I'm no expert, but I have been through a couple of tough times with one of my "home grown" sons and I know how obsessive the mind gets in these circumstances. When someone is wanting acceptance of behaviours that you find unacceptable, to try and work out what you can do for the person being unacceptable is a 24/7 problem. But......until they are willing to take some responsibility for their behaviour there is nothing you can do. Nothing....nada.....nil....zero!!!!! There has to be a need to change - a will to want better - at least one small step towards recovery- and of course, they need support from those they love. Most professionals will tell you that they hurt those they love the most - and I agree with that completely.
You say you would like to pull back? I agree with you - we all need to set out own pace, and if this is too much for you at this time, tell him....take a step back....and stay there until you are able to handle the situation or until he shows a real willingness to be rational. You are his birthmom, but there is another woman out there who is his Mom. How does he relate to her? Is he supported by family? He is not your responsibility (he is an adult), and what he does as a 25+ yr old is not your immediate problem. It is his - to deal with, and to sort.
Harsh words.....but honest. Be strong. I understand how you feel he is yours (I think all birthmothers feel that) but his problems are not yours - they are of his making and so are his responsibility. You want a connection (right? ) not a complication. Set your boundaries and stick to them as firmly as you can.
Most importantly, don't make him your responsibility - he needs to be resonsible for self first.
I feel for you Jannyroo - it must be so difficult finally being able to know your young man, and finding him in this situation.
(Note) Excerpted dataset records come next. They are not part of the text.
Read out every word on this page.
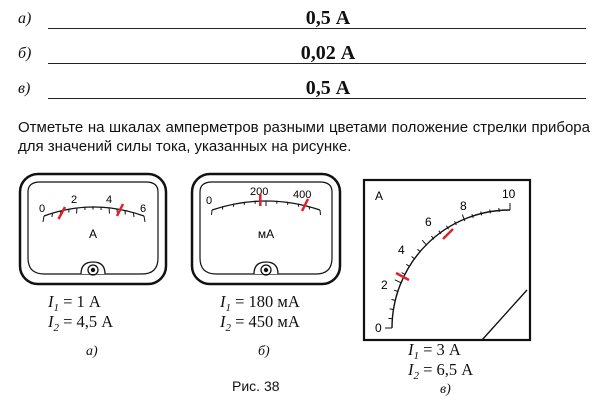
а)	0,5 А
б)	0,02 А
в)	0,5 А
Отметьте на шкалах амперметров разными цветами положение стрелки прибора для значений силы тока, указанных на рисунке.
0
2	4
6
А
0
200 400
мА
0
2
4
6
8
10
А
$I_1 = 1$ А
$I_2 = 4,5$ А
а)
$I_1 = 180$ мА
$I_2 = 450$ мА
б)	$I_1 = 3$ А
$I_2 = 6,5$ А
в)
Рис. 38
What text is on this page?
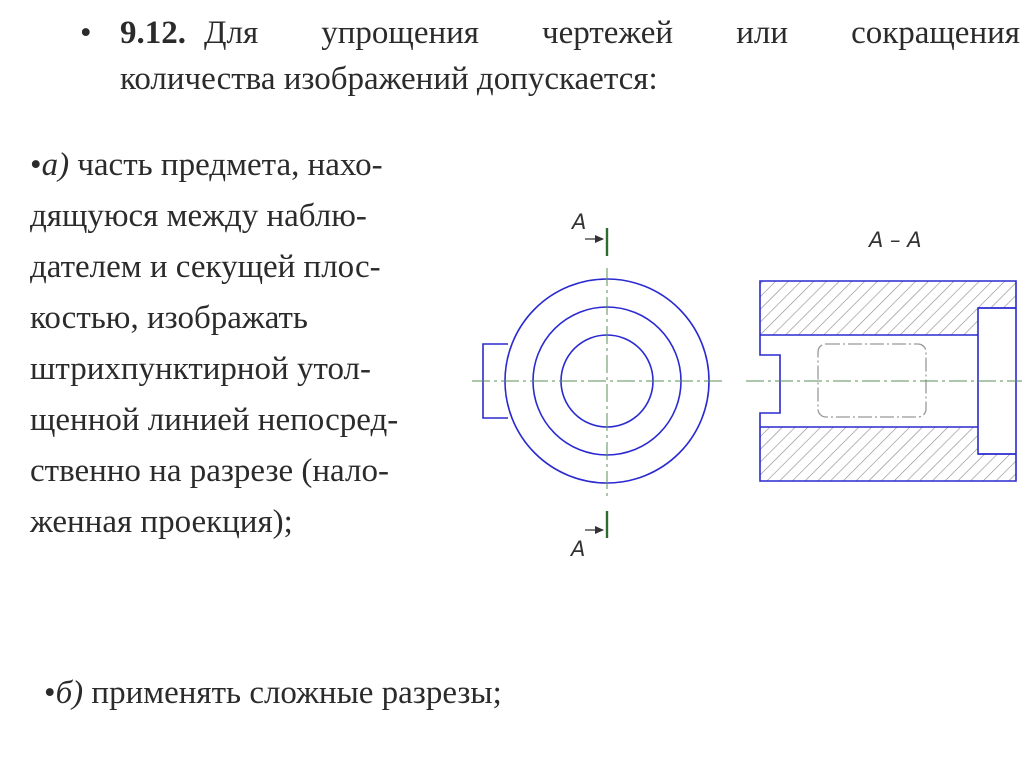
• 9.12. Для упрощения чертежей или сокращения
количества изображений допускается:
•а) часть предмета, нахо-
дящуюся между наблю-
дателем и секущей плос-
костью, изображать
штрихпунктирной утол-
щенной линией непосред-
ственно на разрезе (нало-
женная проекция);
•б) применять сложные разрезы;
A
A
A – A
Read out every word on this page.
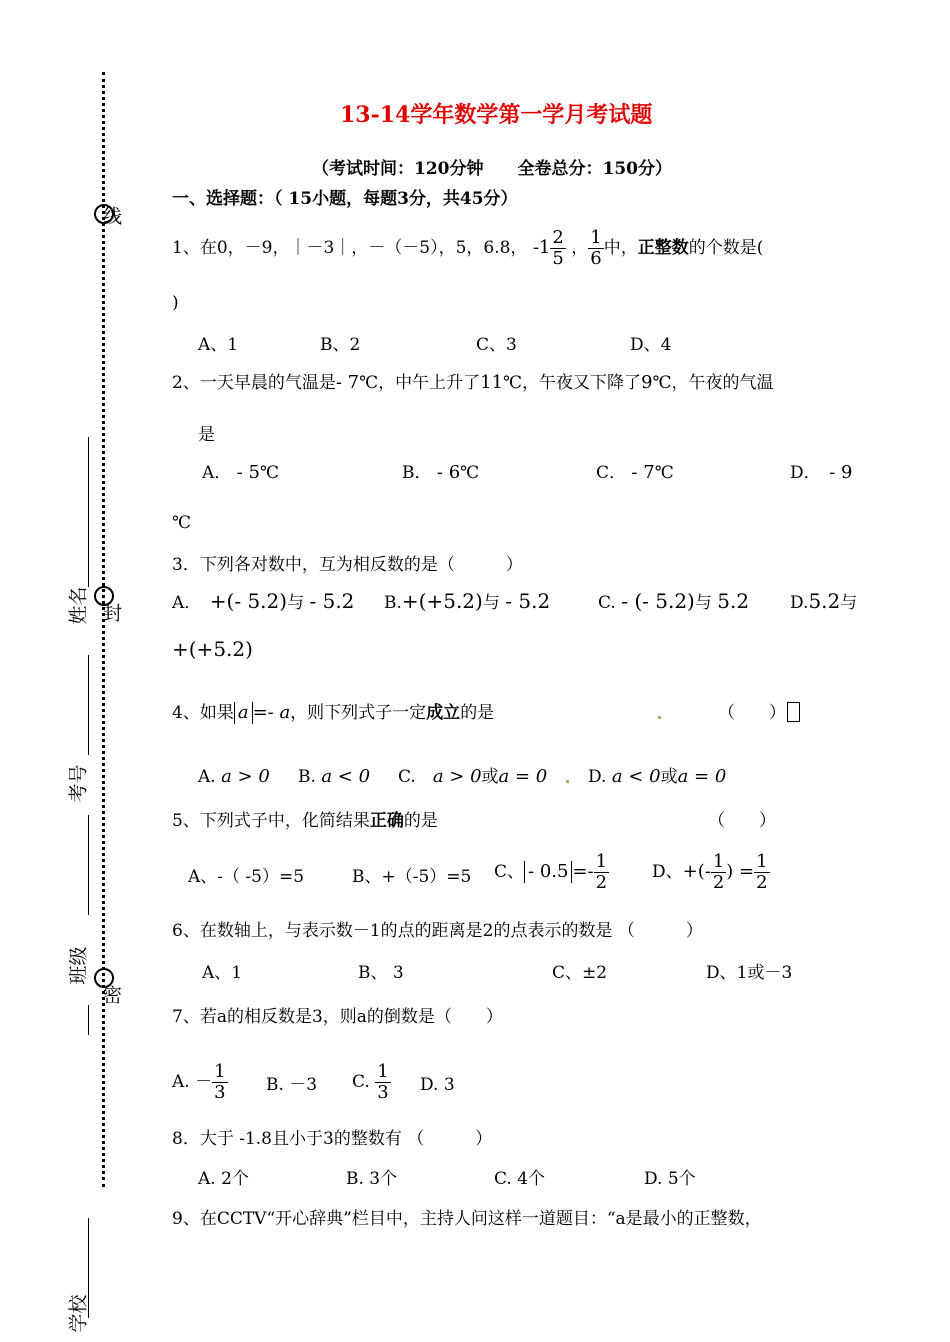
线
封
密
姓名
考号
班级
学校
13-14学年数学第一学月考试题
（考试时间：120分钟　　全卷总分：150分）
一、选择题：（ 15小题，每题3分，共45分）
1、在0，－9，｜－3｜，－（－5），5，6.8， $-1 \frac{2}{5}$ ， $\frac{1}{6}$ 中，正整数的个数是(
)
A、1	B、2	C、3	D、4
2、一天早晨的气温是- 7℃，中午上升了11℃，午夜又下降了9℃，午夜的气温
是
A． - 5℃	B． - 6℃	C． - 7℃	D．　 - 9
℃
3．下列各对数中，互为相反数的是（　　　）
A．　 +(- 5.2)与 - 5.2 B.+(+5.2)与 - 5.2	C. - (- 5.2)与 5.2 D.5.2与
+(+5.2)
4、如果 a =- a，则下列式子一定成立的是	（　　）
A. a > 0 B. a < 0 C.　 a > 0或a = 0 D. a < 0或a = 0
5、下列式子中，化简结果正确的是	（　　）
A、-（ -5）=5	B、+（-5）=5 C、 - $0.5 =- \frac{1}{2}$	D、+(- $\frac{1}{2}$ ) = $\frac{1}{2}$
6、在数轴上，与表示数－1的点的距离是2的点表示的数是 （　　　）
A、1	B、 3	C、±2	D、1或－3
7、若a的相反数是3，则a的倒数是（　　）
A. － $\frac{1}{3} B$. －3 C. $\frac{1}{3} D$. 3
8．大于 -1.8且小于3的整数有 （　　　）
A. 2个	B. 3个	C. 4个	D. 5个
9、在CCTV“开心辞典”栏目中，主持人问这样一道题目：“a是最小的正整数，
Reunion is so stressful at the best of times. Your emotions and thoughts are all over the place and will be for a while yet. I was bouncing off the walls for months. I saw reunion as a way to right my No.1 wrong and the energy expended was huge. I didn't sleep well, couldn't concentrate, and like you wondered if I could ever get my old life back. But....eventually it all settled down..and I'm sure yours will too with help from your therapist and friends. Look after yourself first. Make yourself the priority and be kind to yourself instead of beating yourself up for placing him or / being dissapointed now / or not being able to "fix" his problems.
Keep posting - it helps - and there will always be someone here who can understand what you are going through and offer support. We have walked the walk - know how hard it is, and can understand your pain.